Growing up, my parents made about the same amount of money, which wasn’t all that much; we were solidly on the lower end of the middle class. As far as I was concerned, we were fine and when I would picture my life someday as an adult, I never imagined or aspired to make a significant amount of money, let alone to be rich. And when I reached the age where day-dreaming about my eventual romantic life became a regular pastime, I never considered that I could or would have anything different than the setup my parents had. My husband and I would contribute 50/50 to the household; it wasn’t even a question.
Years later, as an independent single woman, I’ve of course realized that there are many ways to divide up responsibility in a household. I’ve also realized that my earning potential is beyond what I ever thought it could be, even as recently as five years ago. I am profoundly lucky. That, along with my status as a single 30-something with a strong desire for children, has made me think long and hard about how different my role as a hopeful wife and mother might end up being in comparison to what I had envisioned. Female-breadwinner households are the subject of Time‘s cover story this week, which examines how this trend (which is likely to be more common than male-breadwinner household in the next generation) has affected male and female relationships. The piece resonated with me because one of the things I have concluded is that, in the right situation, I would be happy to be the primary earner in my family.
I’ve not been the breadwinner before. I was in a five year relationship with a man who, when we first started dating at 23, made as much money as I did (i.e. enough to cover rent and beers at happy hour). But within a year, he was making double that amount; by year two and three, he was doing really well. Making money had always been his goal and as he earned more and more, I, as his live-in girlfriend, got to reap the rewards. We went out to fancy dinners, drank good wine, went on vacation to Italy, and looked at apartments to buy in the city. I still paid my share of the rent (which was less than his share), but he would also cover the costs of lots of basic necessities, like groceries and dry-cleaning, and was generous with gifts.
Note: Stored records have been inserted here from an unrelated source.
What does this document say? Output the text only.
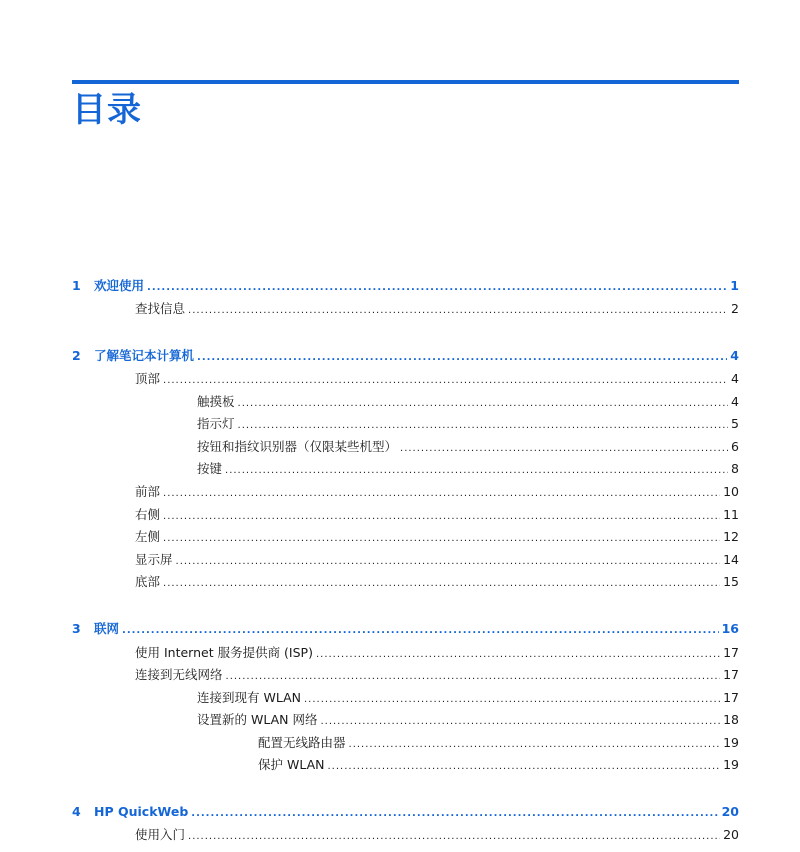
目录
1 欢迎使用 .....	1
查找信息 .....	2
2 了解笔记本计算机 .....	4
顶部 .....	4
触摸板 .....	4
指示灯 .....	5
按钮和指纹识别器（仅限某些机型） .....	6
按键 .....	8
前部 .....	10
右侧 .....	11
左侧 .....	12
显示屏 .....	14
底部 .....	15
3 联网 .....	16
使用 Internet 服务提供商 (ISP) .....	17
连接到无线网络 .....	17
连接到现有 WLAN .....	17
设置新的 WLAN 网络 .....	18
配置无线路由器 .....	19
保护 WLAN .....	19
4 HP QuickWeb .....	20
使用入门 .....	20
In exchange — although we never really discussed these terms aloud, they were just sort of known — I did the vast majority of the “labor.” I went grocery shopping with his credit card, I did the laundry, I cleaned the apartment, I did the dishes, etc. It was fair, more than fair, in many respects, but I still ended up feeling like, well, a maid. At times I felt taken advantage of, or taken for granted; I still worked a full-time job, but also felt like there was work I had to do for two at home. On top of that, I felt like I was putting in so much more emotionally. Even the physical responsibilities had weight for me. I washed his underwear, I ironed his shirts, I picked up his favorite snack foods when I went to the grocery store, and there was love imbedded in each of those actions. He showed me love in plenty of ways for sure, but they almost always came with a price tag. And they didn’t make up for how unloved I felt when I came home to the apartment I was responsible for cleaning and found wet towels on the bed, shoes in the middle of the floor and a jam-packed trash bin.
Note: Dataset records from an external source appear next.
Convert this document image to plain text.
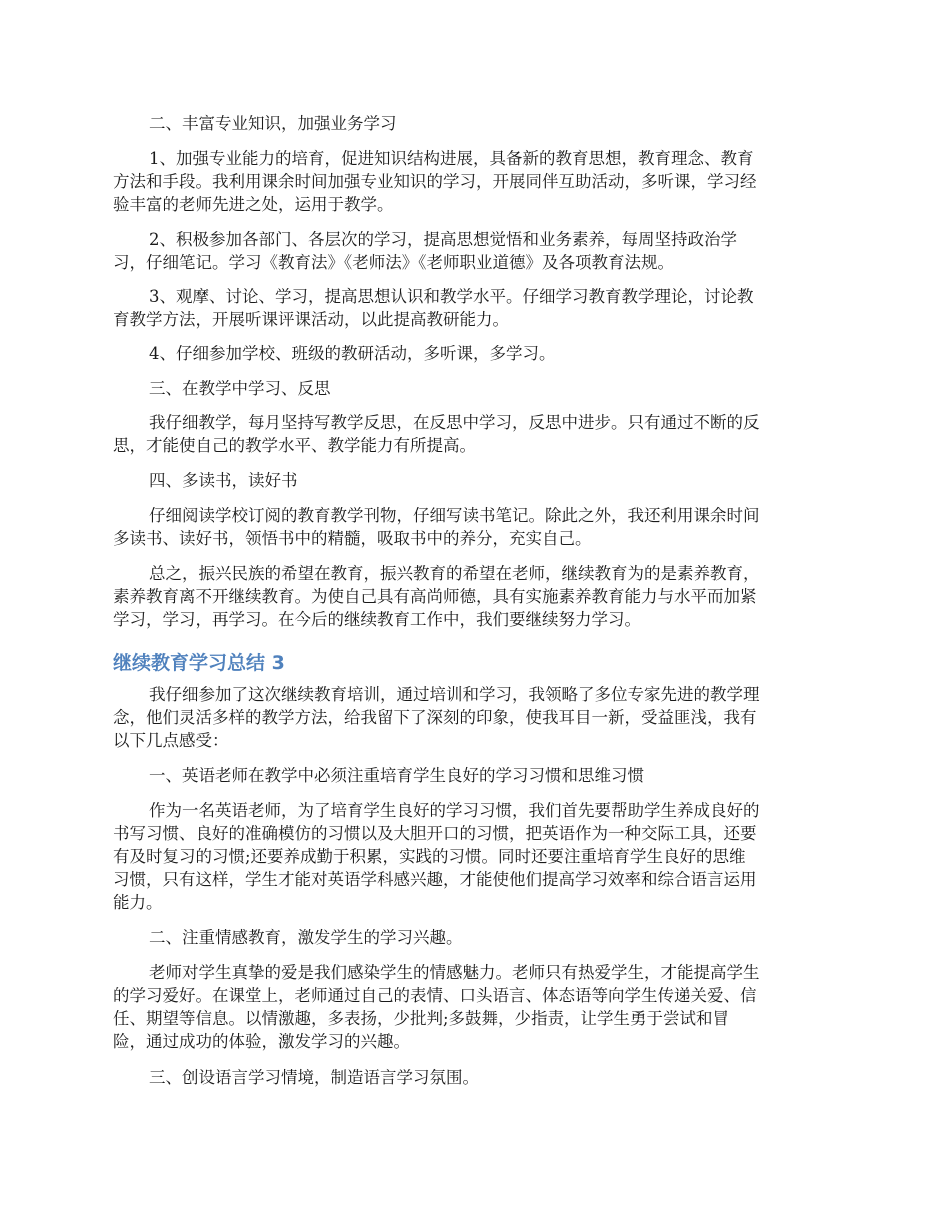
二、丰富专业知识，加强业务学习
1、加强专业能力的培育，促进知识结构进展，具备新的教育思想，教育理念、教育
方法和手段。我利用课余时间加强专业知识的学习，开展同伴互助活动，多听课，学习经
验丰富的老师先进之处，运用于教学。
2、积极参加各部门、各层次的学习，提高思想觉悟和业务素养，每周坚持政治学
习，仔细笔记。学习《教育法》《老师法》《老师职业道德》及各项教育法规。
3、观摩、讨论、学习，提高思想认识和教学水平。仔细学习教育教学理论，讨论教
育教学方法，开展听课评课活动，以此提高教研能力。
4、仔细参加学校、班级的教研活动，多听课，多学习。
三、在教学中学习、反思
我仔细教学，每月坚持写教学反思，在反思中学习，反思中进步。只有通过不断的反
思，才能使自己的教学水平、教学能力有所提高。
四、多读书，读好书
仔细阅读学校订阅的教育教学刊物，仔细写读书笔记。除此之外，我还利用课余时间
多读书、读好书，领悟书中的精髓，吸取书中的养分，充实自己。
总之，振兴民族的希望在教育，振兴教育的希望在老师，继续教育为的是素养教育，
素养教育离不开继续教育。为使自己具有高尚师德，具有实施素养教育能力与水平而加紧
学习，学习，再学习。在今后的继续教育工作中，我们要继续努力学习。
继续教育学习总结 3
我仔细参加了这次继续教育培训，通过培训和学习，我领略了多位专家先进的教学理
念，他们灵活多样的教学方法，给我留下了深刻的印象，使我耳目一新，受益匪浅，我有
以下几点感受：
一、英语老师在教学中必须注重培育学生良好的学习习惯和思维习惯
作为一名英语老师，为了培育学生良好的学习习惯，我们首先要帮助学生养成良好的
书写习惯、良好的准确模仿的习惯以及大胆开口的习惯，把英语作为一种交际工具，还要
有及时复习的习惯;还要养成勤于积累，实践的习惯。同时还要注重培育学生良好的思维
习惯，只有这样，学生才能对英语学科感兴趣，才能使他们提高学习效率和综合语言运用
能力。
二、注重情感教育，激发学生的学习兴趣。
老师对学生真挚的爱是我们感染学生的情感魅力。老师只有热爱学生，才能提高学生
的学习爱好。在课堂上，老师通过自己的表情、口头语言、体态语等向学生传递关爱、信
任、期望等信息。以情激趣，多表扬，少批判;多鼓舞，少指责，让学生勇于尝试和冒
险，通过成功的体验，激发学习的兴趣。
三、创设语言学习情境，制造语言学习氛围。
We got engaged and less than a year later, he called things off and we went our separate ways. Around the same time, my career took off and I suddenly found myself in the position of making money. Not rich by any means, but given that all I ever wanted to do was write, I never expected to have much earning power at all. In the three years since that relationship ended, my romantic life has been pretty uneventful, but my financial and professional life has thrived. The guys I have dated have all made less than me, some significantly. It hasn’t been a problem for me, but it has been an issue for many of them. All that has done is made it clearer to me that the right man for me is not necessarily someone who makes as much or more money than I do, but is comfortable making less and knows the most valuable contributions to a relationship have nothing to do with money.
Nowadays, when I take the time to envision the future, I know I want a kid and I hope I am able to have one with a partner I love. (But if not, I am prepared to aid in destroying the fabric of Rick Santorum’s America by being a single mom.) When I think about the kind of man I would ideally like to have a child with, I don’t think about how much money he makes or has the potential to make; I think about what kind of father he would be and what kind of parenting team we would be together. My experiences have taught me that how much money you bring into a relationship is not equal to the value of emotional dedication and commitment. Because ultimately, whether I am the breadwinner or not, the man and the family I want and deserve are priceless.